- US President Joe Biden calls British Prime Minister Boris to discuss Ukraine.
- Discussion comes after US warned Russian invasion of its western neighbor could be close
- Leaders stress that any further incursion into Ukraine would lead to a protracted crisis for Russia.
LONDON: US President Joe Biden and British Prime Minister Boris Johnson agreed in an appeal Monday that a “critical window for diplomacy” remained over the crisis in Ukraine, Johnson’s office said.
The discussion, the most recent among world leaders focused on the crisis in Ukraine, comes after US intelligence officials warned that a Moscow invasion of its western neighbor could take several days.
“They agreed that a crucial period remains for diplomacy and for Russia to distance itself from its threats against Ukraine,” a Downing Street spokesman added about the call between the transatlantic allies.
“Leaders stressed that any further invasion of Ukraine would result in a protracted crisis for Russia, with far-reaching damage to both Russia and the world.”
They also stressed that diplomatic talks with Russia remain “the first priority”, and welcomed the talks that have already taken place between Russia and NATO allies, the spokesman said.
“They agreed that Western allies must remain united in the face of Russian threats, including the imposition of a significant package of sanctions if Russian aggression escalates,” he added.
“They also reiterated the need for European countries to reduce their dependence on Russian gas, a move that, more than any other, would affect Russia’s strategic interests.”
The White House said the two leaders “reviewed ongoing diplomatic and deterrence efforts in response to Russia’s ongoing military build-up on Ukraine’s borders and reaffirmed their support for Ukraine’s sovereignty and territorial integrity.”
“They discussed efforts to strengthen the defensive posture on NATO’s eastern flank and underlined the continued close coordination between Allies and partners, including a willingness to impose serious consequences on Russia if it chose to pursue further military escalation,” it added.
Russia has gathered more than 100,000 troops near the Ukrainian border and in neighboring Belarus, where they have conducted joint exercises.
Earlier Monday, Johnson urged Russian President Vladimir Putin to step back from “the brink of an abyss”, calling the situation “very, very dangerous”.
The British leader said he did not plan to visit Moscow, but would soon talk to “several leaders” about the crisis.

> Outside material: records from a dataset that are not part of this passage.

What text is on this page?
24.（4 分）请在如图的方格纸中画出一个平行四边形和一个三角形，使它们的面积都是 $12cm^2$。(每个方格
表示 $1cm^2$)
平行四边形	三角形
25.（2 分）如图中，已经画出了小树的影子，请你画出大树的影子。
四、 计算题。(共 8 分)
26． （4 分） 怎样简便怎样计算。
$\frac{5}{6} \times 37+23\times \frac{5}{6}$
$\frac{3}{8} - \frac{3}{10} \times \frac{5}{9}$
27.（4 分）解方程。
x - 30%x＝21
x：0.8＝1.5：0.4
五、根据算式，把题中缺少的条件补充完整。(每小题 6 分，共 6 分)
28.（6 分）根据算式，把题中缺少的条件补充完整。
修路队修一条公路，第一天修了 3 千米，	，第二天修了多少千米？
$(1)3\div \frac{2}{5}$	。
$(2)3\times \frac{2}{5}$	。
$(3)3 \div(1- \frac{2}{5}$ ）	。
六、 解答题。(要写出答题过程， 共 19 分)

Meanwhile, in London, Foreign Secretary Liz Truss later chaired a meeting of the government’s emergency committee, “COBR,” to discuss British nationals who could be trapped in Ukraine in the event of hostilities.
The government is urging all Britons to leave the country on commercial flights, but says it will retain a “core” diplomatic presence in Kiev.
“We are doing everything possible to prevent a Russian invasion of Ukraine while also preparing for the worst,” Truss tweeted after the meeting.
The prime minister would also receive a security briefing from the intelligence chiefs.
On Tuesday, he will chair a full meeting of the Civil Contingencies Committee, convened to deal with matters of national emergencies or major disruptions to discuss the UK’s overall response, Downing Street said.